Patricia Saluk
Edmonton AB
Canada
En juin 2010, je venais de rentrer du congé que j’avais pris pour enseigner au Moyen-Orient. Je me sentais bien et revitalisée d’avoir vu une autre partie du monde et j’avais hâte de faire part de nouvelles idées à l’école. Cependant, divers problèmes de santé étaient apparus au cours de l’année. J’ai dit à mon médecin que j’avais une douleur chronique à l’aine et que je pensais m’être blessée. J’ai également mentionné que j’avais des spasmes dans les jambes, des nausées, des sueurs nocturnes et des cycles menstruels irréguliers que j’attribuais à un possible début de ménopause. Le médecin m’a envoyée faire des analyses de sang, mais tout ce qu’il m’a dit, c’est que ma tension artérielle était élevée.
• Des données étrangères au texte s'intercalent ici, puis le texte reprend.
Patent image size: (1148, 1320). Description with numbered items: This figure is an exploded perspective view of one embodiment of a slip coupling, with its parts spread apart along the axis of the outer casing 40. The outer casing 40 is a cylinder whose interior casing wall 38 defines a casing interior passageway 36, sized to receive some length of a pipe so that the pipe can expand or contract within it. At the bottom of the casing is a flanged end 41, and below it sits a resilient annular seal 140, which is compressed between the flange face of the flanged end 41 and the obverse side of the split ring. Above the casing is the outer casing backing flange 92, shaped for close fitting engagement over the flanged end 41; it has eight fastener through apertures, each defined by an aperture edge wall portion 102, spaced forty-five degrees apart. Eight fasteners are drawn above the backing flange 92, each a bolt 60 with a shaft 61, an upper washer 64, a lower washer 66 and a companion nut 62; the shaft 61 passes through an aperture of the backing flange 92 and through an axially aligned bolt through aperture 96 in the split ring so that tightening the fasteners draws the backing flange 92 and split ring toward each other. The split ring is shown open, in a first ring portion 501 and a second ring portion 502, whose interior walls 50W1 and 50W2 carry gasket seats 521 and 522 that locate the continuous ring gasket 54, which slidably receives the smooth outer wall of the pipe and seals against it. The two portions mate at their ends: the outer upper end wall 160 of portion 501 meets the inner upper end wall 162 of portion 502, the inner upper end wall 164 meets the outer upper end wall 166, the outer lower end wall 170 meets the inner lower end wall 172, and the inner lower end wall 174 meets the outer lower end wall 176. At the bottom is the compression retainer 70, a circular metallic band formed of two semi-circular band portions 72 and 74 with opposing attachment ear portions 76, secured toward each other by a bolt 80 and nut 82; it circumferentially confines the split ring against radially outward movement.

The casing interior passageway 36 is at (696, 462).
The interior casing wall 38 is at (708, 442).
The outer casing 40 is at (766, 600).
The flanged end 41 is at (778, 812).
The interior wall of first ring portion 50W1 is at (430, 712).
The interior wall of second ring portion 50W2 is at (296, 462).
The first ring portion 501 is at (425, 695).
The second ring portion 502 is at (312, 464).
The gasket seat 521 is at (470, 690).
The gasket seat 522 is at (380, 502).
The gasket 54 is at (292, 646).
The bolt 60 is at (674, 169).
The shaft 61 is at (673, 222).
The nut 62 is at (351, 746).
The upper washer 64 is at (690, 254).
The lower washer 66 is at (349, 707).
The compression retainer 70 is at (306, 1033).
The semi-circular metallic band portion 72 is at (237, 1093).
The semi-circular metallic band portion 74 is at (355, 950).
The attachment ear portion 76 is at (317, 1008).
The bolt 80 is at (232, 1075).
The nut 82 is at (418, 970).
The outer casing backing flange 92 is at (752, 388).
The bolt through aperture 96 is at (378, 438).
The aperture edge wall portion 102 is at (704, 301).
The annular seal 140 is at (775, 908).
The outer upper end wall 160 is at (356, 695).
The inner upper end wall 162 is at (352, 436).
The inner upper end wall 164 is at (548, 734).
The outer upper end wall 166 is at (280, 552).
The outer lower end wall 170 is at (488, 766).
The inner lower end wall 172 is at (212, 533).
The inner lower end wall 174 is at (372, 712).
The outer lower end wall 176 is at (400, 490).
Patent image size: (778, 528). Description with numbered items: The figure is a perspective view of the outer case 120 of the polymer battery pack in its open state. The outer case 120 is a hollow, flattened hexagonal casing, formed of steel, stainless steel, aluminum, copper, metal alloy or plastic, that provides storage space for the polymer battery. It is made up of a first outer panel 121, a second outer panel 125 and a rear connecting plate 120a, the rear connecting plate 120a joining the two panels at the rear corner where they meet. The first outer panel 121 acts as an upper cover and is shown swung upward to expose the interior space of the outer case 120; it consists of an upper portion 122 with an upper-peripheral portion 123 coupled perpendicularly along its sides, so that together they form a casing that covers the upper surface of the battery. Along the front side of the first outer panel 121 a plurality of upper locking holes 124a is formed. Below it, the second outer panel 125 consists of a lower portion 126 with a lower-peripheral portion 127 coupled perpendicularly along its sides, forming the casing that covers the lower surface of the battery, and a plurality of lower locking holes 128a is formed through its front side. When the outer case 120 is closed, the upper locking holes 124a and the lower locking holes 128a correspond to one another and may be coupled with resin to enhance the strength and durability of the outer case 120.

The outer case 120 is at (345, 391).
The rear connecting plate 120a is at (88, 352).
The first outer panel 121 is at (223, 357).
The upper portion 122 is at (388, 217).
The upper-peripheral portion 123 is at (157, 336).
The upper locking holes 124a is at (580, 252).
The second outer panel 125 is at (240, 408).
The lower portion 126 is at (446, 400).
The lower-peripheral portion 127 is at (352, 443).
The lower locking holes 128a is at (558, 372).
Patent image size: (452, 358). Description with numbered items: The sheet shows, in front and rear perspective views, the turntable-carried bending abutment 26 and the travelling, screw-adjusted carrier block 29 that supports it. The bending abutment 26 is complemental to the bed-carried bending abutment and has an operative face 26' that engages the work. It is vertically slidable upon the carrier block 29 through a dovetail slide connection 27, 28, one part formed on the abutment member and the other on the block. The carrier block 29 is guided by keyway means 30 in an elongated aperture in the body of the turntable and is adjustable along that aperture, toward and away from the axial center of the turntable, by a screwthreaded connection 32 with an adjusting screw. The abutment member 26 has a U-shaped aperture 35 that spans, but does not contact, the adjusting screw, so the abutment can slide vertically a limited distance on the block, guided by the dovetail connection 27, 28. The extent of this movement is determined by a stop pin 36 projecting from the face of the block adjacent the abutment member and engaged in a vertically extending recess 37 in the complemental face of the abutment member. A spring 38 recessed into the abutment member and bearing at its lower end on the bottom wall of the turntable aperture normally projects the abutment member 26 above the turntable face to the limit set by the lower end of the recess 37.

Me décrivant moi-même comme un bourreau du travail, j’ai mis cela sur le compte du manque de sommeil et des pressions habituelles liées à mes fonctions d’enseignante tout en étudiant à la maîtrise. J’ai donc promis de me reposer davantage et j’ai refusé de prendre des médicaments.
En 2016, on m’a officiellement diagnostiqué une polycythémie vraie, ce qui a été un choc pour moi, mais la véritable bombe, c’est que j’ai appris que la maladie était présente depuis sept ans.
Beaucoup de choses ont changé depuis. J’ai bien réagi à l’hydroxyurée et, à ce jour, on me dit que mes résultats sanguins sont probablement aussi bons que ceux d’une personne « normale ». L’une des choses les plus difficiles à accepter a été de savoir que j’étais atteinte de polycythémie vraie depuis sept ans, sans que personne ne le découvre ou n’effectue des examens plus poussés. Quel soulagement, toutefois, de constater que je n’étais pas complètement folle avant le diagnostic! Je pouvais enfin dire aux personnes qui avaient été là pour moi ce qui n’allait pas chez moi.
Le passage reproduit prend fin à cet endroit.